In explaining the different coverages further, they point out that AI as an attack vector will trigger cyber coverage but as a liability source (hallucinations, discrimination and intellectual property infringement) it generally does not. The paper also examines E&O, product liability and commercial general liability policy limitations.

Deployer-focused insurance products 

“While existing liability and cyber policies may offer partial coverage, AI systems create distinct liabilities that fall outside standard insurance policies. These coverage gaps emerge from fundamental mismatches between AI risk characteristics and traditional policy structures designed for human actors, physical assets and clearly defined security perimeters,” the paper adds.

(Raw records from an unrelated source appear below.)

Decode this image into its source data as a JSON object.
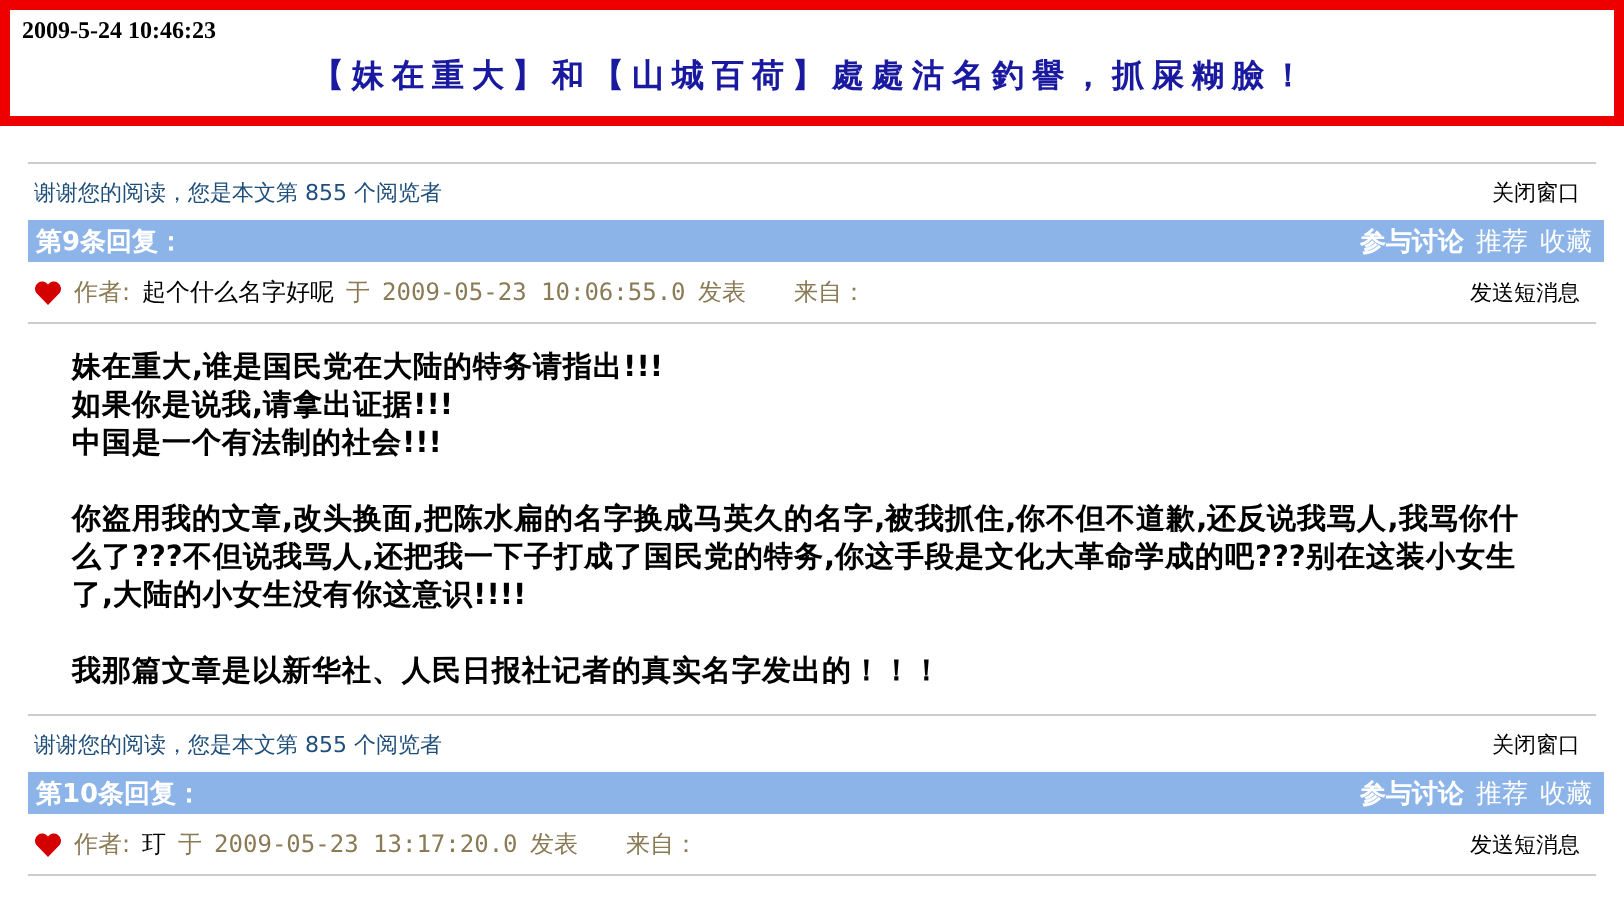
{
  "header": {
    "date": "2009-5-24 10:46:23",
    "title": "【妹在重大】和【山城百荷】處處沽名釣譽，抓屎糊臉！"
  },
  "posts": [
    {
      "reader_note": "谢谢您的阅读，您是本文第 855 个阅览者",
      "close_link": "关闭窗口",
      "reply_title": "第9条回复：",
      "actions": [
        "参与讨论",
        "推荐",
        "收藏"
      ],
      "author_label": "作者:",
      "author": "起个什么名字好呢",
      "at": "于",
      "posted": "2009-05-23 10:06:55.0",
      "posted_suffix": "发表",
      "from_label": "来自：",
      "message_link": "发送短消息",
      "body": [
        [
          "妹在重大,谁是国民党在大陆的特务请指出!!!",
          "如果你是说我,请拿出证据!!!",
          "中国是一个有法制的社会!!!"
        ],
        [
          "你盗用我的文章,改头换面,把陈水扁的名字换成马英久的名字,被我抓住,你不但不道歉,还反说我骂人,我骂你什么了???不但说我骂人,还把我一下子打成了国民党的特务,你这手段是文化大革命学成的吧???别在这装小女生了,大陆的小女生没有你这意识!!!!"
        ],
        [
          "我那篇文章是以新华社、人民日报社记者的真实名字发出的！！！"
        ]
      ]
    },
    {
      "reader_note": "谢谢您的阅读，您是本文第 855 个阅览者",
      "close_link": "关闭窗口",
      "reply_title": "第10条回复：",
      "actions": [
        "参与讨论",
        "推荐",
        "收藏"
      ],
      "author_label": "作者:",
      "author": "玎",
      "at": "于",
      "posted": "2009-05-23 13:17:20.0",
      "posted_suffix": "发表",
      "from_label": "来自：",
      "message_link": "发送短消息"
    }
  ]
}
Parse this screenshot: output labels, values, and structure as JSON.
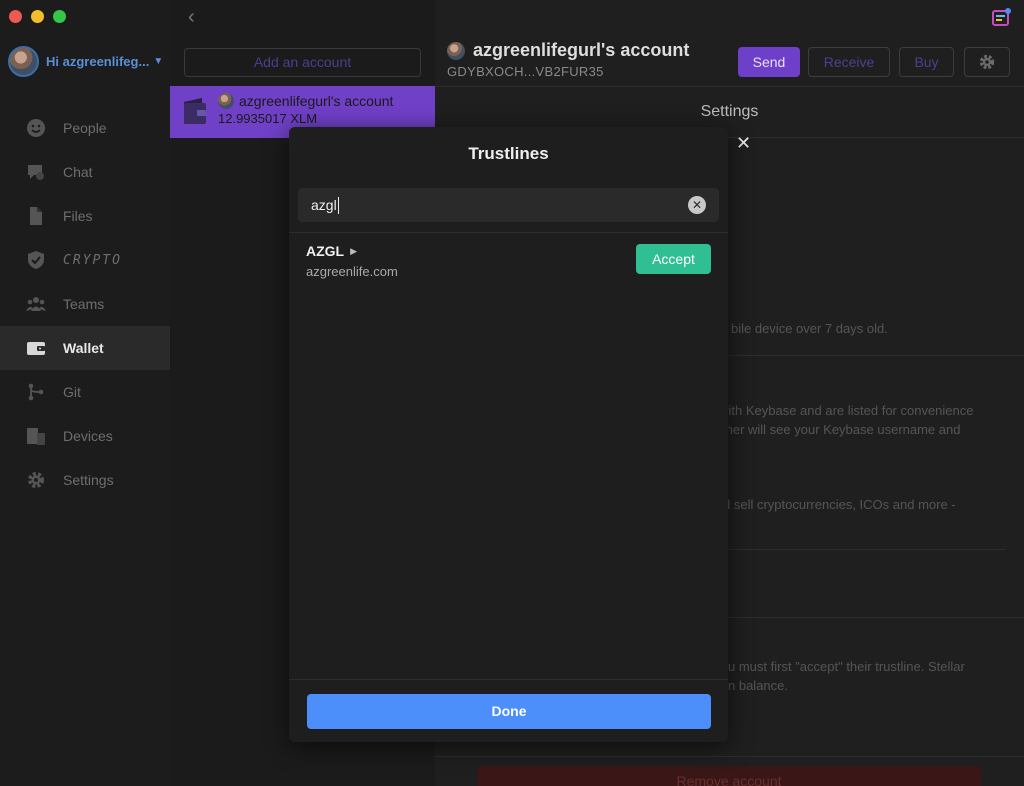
{
  "sidebar": {
    "user_greeting": "Hi azgreenlifeg...",
    "items": [
      {
        "label": "People",
        "icon": "people-icon"
      },
      {
        "label": "Chat",
        "icon": "chat-icon"
      },
      {
        "label": "Files",
        "icon": "files-icon"
      },
      {
        "label": "CRYPTO",
        "icon": "shield-icon"
      },
      {
        "label": "Teams",
        "icon": "teams-icon"
      },
      {
        "label": "Wallet",
        "icon": "wallet-icon",
        "active": true
      },
      {
        "label": "Git",
        "icon": "git-icon"
      },
      {
        "label": "Devices",
        "icon": "devices-icon"
      },
      {
        "label": "Settings",
        "icon": "gear-icon"
      }
    ]
  },
  "accounts": {
    "add_label": "Add an account",
    "selected": {
      "name": "azgreenlifegurl's account",
      "balance": "12.9935017 XLM"
    }
  },
  "main": {
    "title": "azgreenlifegurl's account",
    "address": "GDYBXOCH...VB2FUR35",
    "send_label": "Send",
    "receive_label": "Receive",
    "buy_label": "Buy",
    "settings_title": "Settings",
    "bg_line_1": "bile device over 7 days old.",
    "bg_line_2": "vith Keybase and are listed for convenience",
    "bg_line_3": "tner will see your Keybase username and",
    "bg_line_4": "d sell cryptocurrencies, ICOs and more -",
    "bg_line_5": "u must first \"accept\" their trustline. Stellar",
    "bg_line_6": "n balance.",
    "remove_label": "Remove account"
  },
  "modal": {
    "title": "Trustlines",
    "search_value": "azgl",
    "results": [
      {
        "code": "AZGL",
        "domain": "azgreenlife.com",
        "action": "Accept"
      }
    ],
    "done_label": "Done"
  },
  "colors": {
    "accent_purple": "#6e3fc8",
    "accept_green": "#2fbf92",
    "done_blue": "#4c8ffb",
    "link_blue": "#5a8fd8"
  }
}
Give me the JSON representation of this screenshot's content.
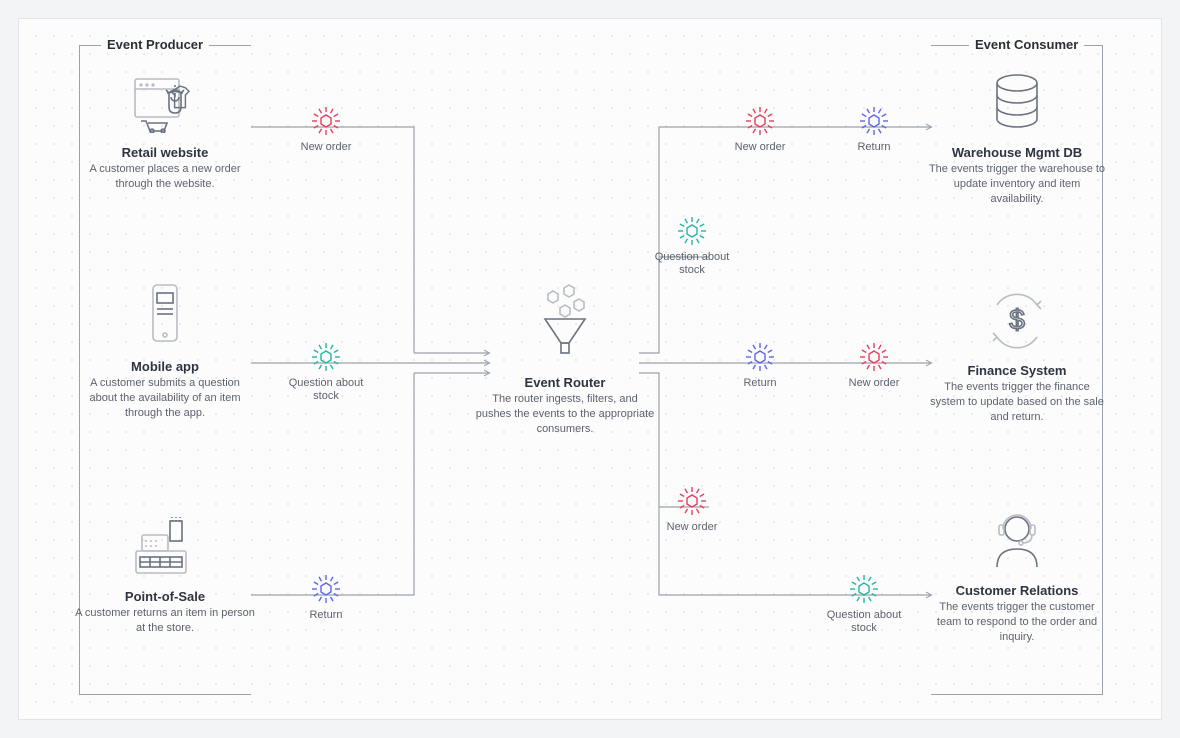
{
  "groups": {
    "producer": "Event Producer",
    "consumer": "Event Consumer"
  },
  "producers": {
    "retail": {
      "title": "Retail website",
      "desc": "A customer places a new order through the website."
    },
    "mobile": {
      "title": "Mobile app",
      "desc": "A customer submits a question about the availability of an item through the app."
    },
    "pos": {
      "title": "Point-of-Sale",
      "desc": "A customer returns an item in person at the store."
    }
  },
  "router": {
    "title": "Event Router",
    "desc": "The router ingests, filters, and pushes the events to the appropriate consumers."
  },
  "consumers": {
    "warehouse": {
      "title": "Warehouse Mgmt DB",
      "desc": "The events trigger the warehouse to update inventory and item availability."
    },
    "finance": {
      "title": "Finance System",
      "desc": "The events trigger the finance system to update based on the sale and return."
    },
    "cr": {
      "title": "Customer Relations",
      "desc": "The events trigger the customer team to respond to the order and inquiry."
    }
  },
  "events": {
    "new_order": "New order",
    "question": "Question about stock",
    "return": "Return"
  },
  "colors": {
    "red": "#E83E5B",
    "teal": "#26B5A3",
    "blue": "#5B67E8"
  }
}
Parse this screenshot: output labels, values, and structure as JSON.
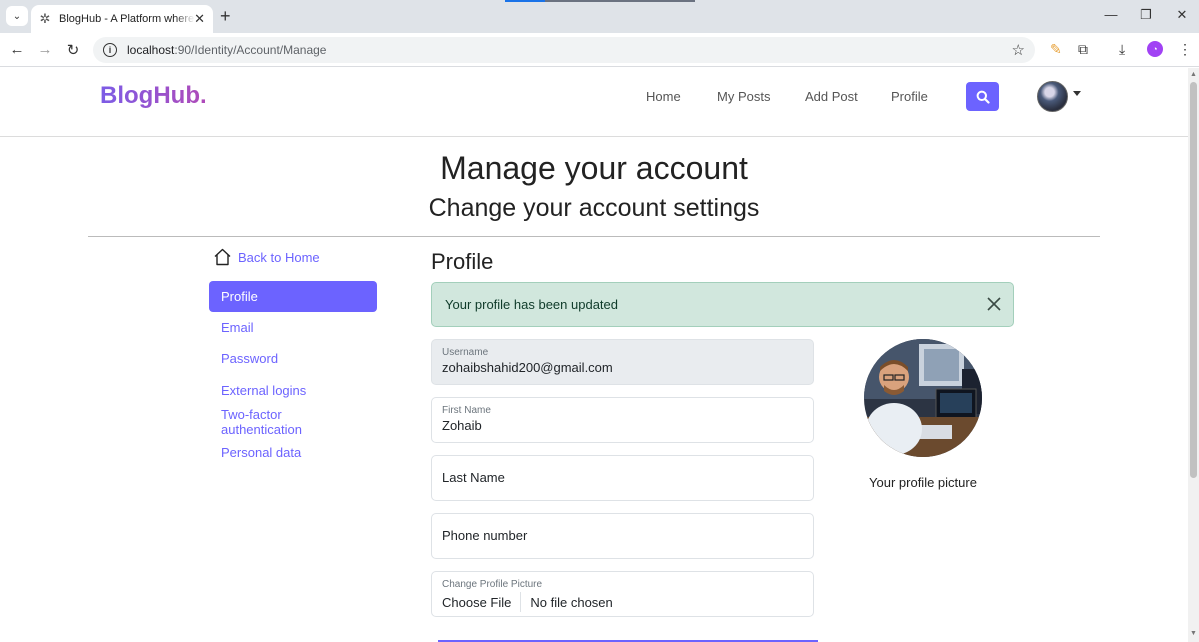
{
  "browser": {
    "tab_title": "BlogHub - A Platform where yo",
    "url_host": "localhost",
    "url_path": ":90/Identity/Account/Manage"
  },
  "navbar": {
    "brand": "BlogHub.",
    "links": [
      "Home",
      "My Posts",
      "Add Post",
      "Profile"
    ]
  },
  "header": {
    "title": "Manage your account",
    "subtitle": "Change your account settings"
  },
  "sidebar": {
    "back_label": "Back to Home",
    "items": [
      {
        "label": "Profile",
        "active": true
      },
      {
        "label": "Email",
        "active": false
      },
      {
        "label": "Password",
        "active": false
      },
      {
        "label": "External logins",
        "active": false
      },
      {
        "label": "Two-factor authentication",
        "active": false
      },
      {
        "label": "Personal data",
        "active": false
      }
    ]
  },
  "profile": {
    "section_title": "Profile",
    "alert": "Your profile has been updated",
    "username_label": "Username",
    "username_value": "zohaibshahid200@gmail.com",
    "first_name_label": "First Name",
    "first_name_value": "Zohaib",
    "last_name_placeholder": "Last Name",
    "phone_placeholder": "Phone number",
    "picture_label": "Change Profile Picture",
    "choose_file": "Choose File",
    "no_file": "No file chosen",
    "picture_caption": "Your profile picture"
  },
  "colors": {
    "accent": "#6c63ff",
    "alert_bg": "#d1e7dd"
  }
}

Risks examined which fall outside of traditional coverage include algorithmic failures, discrimination, model degradation, data supply chain risks and legal contracts which generally favour vendors, leaving those deploying the technology to shoulder most of the liability. “This imbalance reinforces the case for deployer-focused insurance products,” the paper states.

Two-fold response 

The insurance industry’s response has been two-fold, they say: “Firstly, specialized insurers are developing standalone products addressing exposures that traditional policies do not adequately cover. Secondly, established carriers are introducing enhanced endorsements that adapt existing coverage frameworks. Both approaches are necessary to meet the challenges presented by these new uninsured risks.” 

Going forward, they suggest clarifying AI coverage boundaries in existing policy lines and explicitly stating an insurer’s appetite for AI risk coverage. “The question is no longer whether AI will create liability but whether the insurance market can adapt quickly enough to address it.”